Müsade buyurursanız Mutlu olduğum bir anımı sizinle paylaşmak istiyorum. Yenişehir de ilçe Nüfus müdürü iken bir öğlen vakti saat 12 gibi öğlen mesaisi bitti memurlar yemeğe çıktılar bense 5 10 dakika sonra yemeğe çıkıyordum. Bazanda yemeğe çıkmıyordum kahvaltıyı geç yaptığım için o esnada bir amca odana girdi sanırım benden 15 veya 20 yaş kadar büyüktü nesef nefese kalmış geç kalmış acaba işim olurmu olmaz mı heyecanıyla durumu anladım buyur amcacım dedim hele şöyle bir otur 5 dk dinlen bakayım dedim. 5 dk sonra işini sordum geçmiş gündür sanırım Nüfus kayıt örneği istemişti hemen hallettim ve kendisine buyur ederek verdim. Amca memnuniyetle teşekkür etti ve oturmaya devam etti tekrar hal hatır sorup sohbet etmek istedim. Amca ise müdür bey bir yemeğimi yemeyi hak ettin yemeğe çıkalım dedi bende olur tabi çıkalım dedim ve çıktık birlikte bir lokantaya gittik yemek siparişlerini verdik. Yemeği beklerken ben dedimki Amca sen buyur otur lavaboda elimi yıkayıp geleyim kalktım elimi yıkadım bu arada kasaya yönelerek benim ve amcanın yemek parasını ben vereceğim ancak kendisinin haberi olmasın parayı vermek istediğinde sizin yemek paranız ödendi deyin dedim.

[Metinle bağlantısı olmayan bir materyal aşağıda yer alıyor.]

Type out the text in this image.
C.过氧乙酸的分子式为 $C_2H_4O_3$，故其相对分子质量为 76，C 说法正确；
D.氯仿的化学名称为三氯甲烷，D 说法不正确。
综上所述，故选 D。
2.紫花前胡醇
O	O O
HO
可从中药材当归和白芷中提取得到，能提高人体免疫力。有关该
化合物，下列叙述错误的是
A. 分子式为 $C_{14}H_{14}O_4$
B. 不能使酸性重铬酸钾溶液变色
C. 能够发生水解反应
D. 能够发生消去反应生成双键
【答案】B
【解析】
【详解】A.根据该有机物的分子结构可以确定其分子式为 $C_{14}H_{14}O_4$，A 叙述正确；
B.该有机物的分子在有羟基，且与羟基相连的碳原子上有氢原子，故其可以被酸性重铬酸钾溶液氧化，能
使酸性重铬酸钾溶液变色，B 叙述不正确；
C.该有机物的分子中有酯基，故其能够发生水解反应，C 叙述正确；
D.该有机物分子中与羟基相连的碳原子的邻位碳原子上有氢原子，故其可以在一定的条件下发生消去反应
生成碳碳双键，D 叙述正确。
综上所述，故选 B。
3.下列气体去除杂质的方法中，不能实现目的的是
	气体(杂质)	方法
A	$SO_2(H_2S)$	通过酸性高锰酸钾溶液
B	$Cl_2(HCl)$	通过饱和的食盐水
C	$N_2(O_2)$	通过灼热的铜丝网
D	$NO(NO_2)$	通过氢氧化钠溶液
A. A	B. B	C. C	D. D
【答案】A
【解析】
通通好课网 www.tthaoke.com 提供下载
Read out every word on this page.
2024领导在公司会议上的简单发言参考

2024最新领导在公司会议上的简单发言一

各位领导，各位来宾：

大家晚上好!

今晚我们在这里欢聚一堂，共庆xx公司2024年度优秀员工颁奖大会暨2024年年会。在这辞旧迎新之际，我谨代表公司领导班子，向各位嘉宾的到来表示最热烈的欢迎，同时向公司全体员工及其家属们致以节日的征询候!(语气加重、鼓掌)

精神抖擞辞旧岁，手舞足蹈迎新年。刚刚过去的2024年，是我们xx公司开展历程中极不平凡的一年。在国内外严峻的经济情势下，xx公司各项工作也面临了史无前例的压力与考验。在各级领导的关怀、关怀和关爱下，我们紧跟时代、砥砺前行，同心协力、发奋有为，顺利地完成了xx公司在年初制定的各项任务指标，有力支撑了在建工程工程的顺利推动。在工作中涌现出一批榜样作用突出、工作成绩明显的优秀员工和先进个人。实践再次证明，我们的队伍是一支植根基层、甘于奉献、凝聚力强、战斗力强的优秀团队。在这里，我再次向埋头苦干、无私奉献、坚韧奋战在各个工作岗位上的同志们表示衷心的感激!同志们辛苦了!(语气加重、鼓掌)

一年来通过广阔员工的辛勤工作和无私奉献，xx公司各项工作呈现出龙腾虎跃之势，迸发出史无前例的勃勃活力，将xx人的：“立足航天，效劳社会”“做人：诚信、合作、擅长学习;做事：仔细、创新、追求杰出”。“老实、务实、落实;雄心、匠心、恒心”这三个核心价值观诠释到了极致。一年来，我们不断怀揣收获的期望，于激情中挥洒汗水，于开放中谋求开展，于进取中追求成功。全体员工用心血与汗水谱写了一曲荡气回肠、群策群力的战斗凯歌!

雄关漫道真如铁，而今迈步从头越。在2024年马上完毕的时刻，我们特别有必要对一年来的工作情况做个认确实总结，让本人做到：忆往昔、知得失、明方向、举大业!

Yemekler yenildi çayımızı içtik ve kalktık Amca kasaya yöneldi parayı vermek için kasadaki arkadaş paranız ödendi deyince Amca şaşkınlıkla kim ödedi dedi bir vatandaş ödedi dedi. O anda Amca biraz şaşkın ve mahçup bakışları içinde azda şaka yollu olarak o zaman her zaman geleyim dedi bende kendisine tabiki het zaman gelebilirsin dedim ve amcayı yolcu ettim. O Olay beni çok memnun etmişti.
Hocam yine ban teline dokunuşsunuz. Evet herkes bu düşüncede ama çok azı bu hayali gerçekleştirir.
Bazende yeni yaşamları veya daha mutlu ve huzurlu yaşamlar ister isek yeni mekanlar yeni arkadaş ve iş alanlarına geçmek lazım.Çocukluk zamanı kimine kötü anılar ki ebeveynlerin kişiliğini ve karakter hatta sosyal dini inançlarından kaynaklanan sorunlu mutsuz geçmiş kimine göreyse mutlu huzurlu geçmiş anıları hatırlayarak neşeleniyorlar.Kaleminize yüreğinize sağlık Reyhan hanım.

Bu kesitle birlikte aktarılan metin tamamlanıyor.